Califano v. Goldfarb 430 U.S. 199 (1977) CALIFANO v. WEBSTER 430 U.S. 313 (1977)
CALIFANO v. GOLDFARB 430 U.S. 199 (1977) CALIFANO v. WEBSTER 430 U.S. 313 (1977)
These decisions illustrated the delicacy of distinguishing between "benign" gender classifications and unconstitutional ones. Goldfarb invalidated, 5–4, a social security act provision giving survivor's benefits to any widow but only to a widower who actually had received half his support from his wife. Webster, decided three weeks later, unanimously upheld the same law's grant of a higher level of old age benefits to women than to men.

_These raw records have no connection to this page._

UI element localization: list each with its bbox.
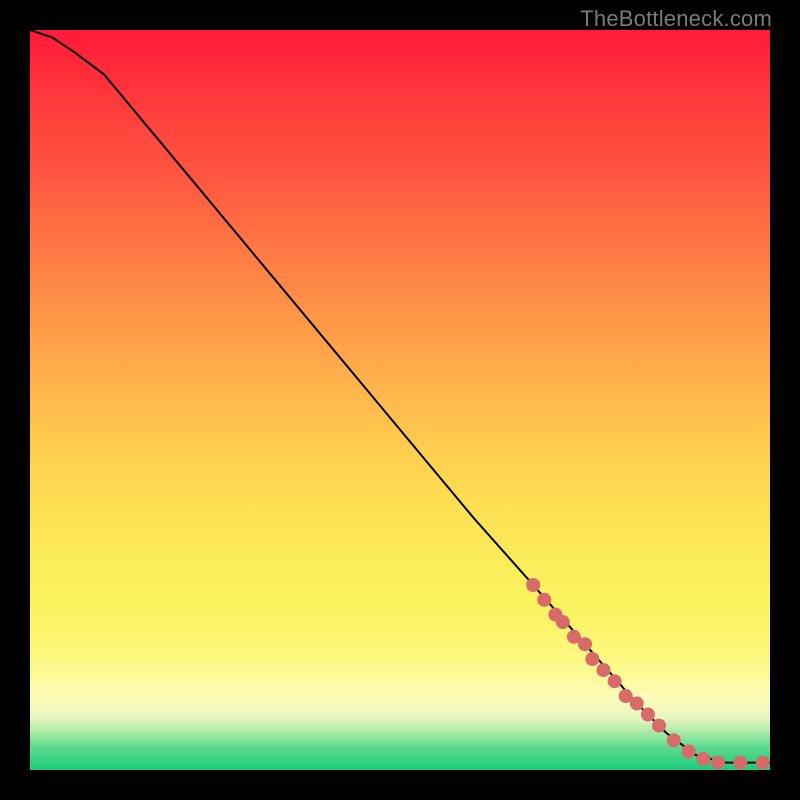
highlight-dot (578, 637, 592, 651)
curve-svg (30, 30, 770, 770)
highlight-dot (641, 708, 655, 722)
highlight-dot (556, 615, 570, 629)
highlight-dot (608, 674, 622, 688)
plot-area (30, 30, 770, 770)
bottleneck-curve (30, 30, 770, 763)
highlighted-points (526, 578, 769, 770)
highlight-dot (667, 733, 681, 747)
highlight-dot (682, 745, 696, 759)
highlight-dot (526, 578, 540, 592)
highlight-dot (585, 652, 599, 666)
highlight-dot (756, 756, 770, 770)
highlight-dot (652, 719, 666, 733)
highlight-dot (537, 593, 551, 607)
highlight-dot (597, 663, 611, 677)
highlight-dot (548, 608, 562, 622)
highlight-dot (733, 756, 747, 770)
watermark-text: TheBottleneck.com (580, 6, 772, 32)
highlight-dot (630, 696, 644, 710)
highlight-dot (567, 630, 581, 644)
chart-frame: TheBottleneck.com (0, 0, 800, 800)
highlight-dot (711, 756, 725, 770)
highlight-dot (696, 752, 710, 766)
highlight-dot (619, 689, 633, 703)
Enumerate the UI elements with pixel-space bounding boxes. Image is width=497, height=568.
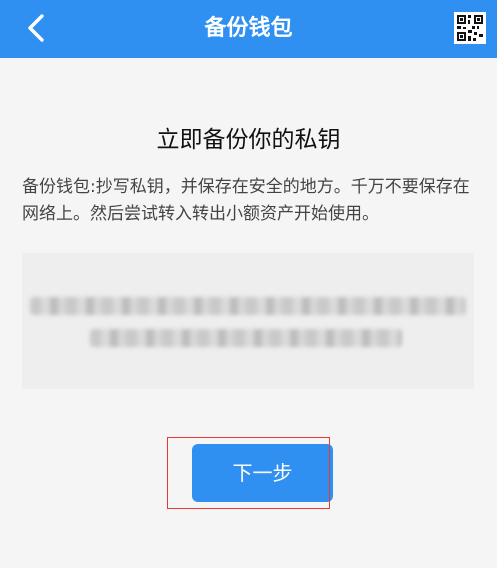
section-heading: 立即备份你的私钥 (156, 127, 341, 153)
private-key-box (22, 253, 474, 389)
next-step-button[interactable]: 下一步 (192, 444, 333, 502)
qr-code-button[interactable] (454, 12, 486, 44)
top-navigation-bar: 备份钱包 (0, 0, 497, 58)
blurred-key-line (30, 297, 466, 315)
backup-instructions: 备份钱包:抄写私钥，并保存在安全的地方。千万不要保存在网络上。然后尝试转入转出小… (22, 177, 470, 224)
qr-code-icon (454, 12, 486, 44)
blurred-key-line (90, 329, 402, 347)
page-title: 备份钱包 (204, 16, 293, 41)
private-key-value (22, 253, 474, 389)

In Goldfarb four Justices, led by Justice william j. brennan, saw the law as a discrimination against women workers, whose surviving families received less protection. The provision had not been adopted to compensate widows for economic disadvantage but to provide generally for survivors; Congress had simply assumed that wives are usually dependent. Saving the cost of individualized determinations of dependency was also insufficient to justify the discrimination. Four other Justices, led by Justice william h. rehnquist, saw the law as a discrimination against male survivors; because the discrimination was not invidious, implying male inferiority or burdening a disadvantaged minority, it should be upheld as "benign." Justice john paul stevens agreed with Justice Rehnquist that the discrimination ran against men; however, it was only "the accidental byproduct of a traditional way of thinking about females." Lacking more substantial justifications, it was invalid. (See Justice Stevens's concurrence in craig v. boren).
All the Justices in Webster agreed that the gender discrimination was not the product of "archaic and overbroad generalizations" about women's dependency but was designed to compensate for women's economic disadvantages. The Goldfarb dissenters, concurring separately in Webster, suggested that the fine distinction between the two results would produce uncertainty in the law.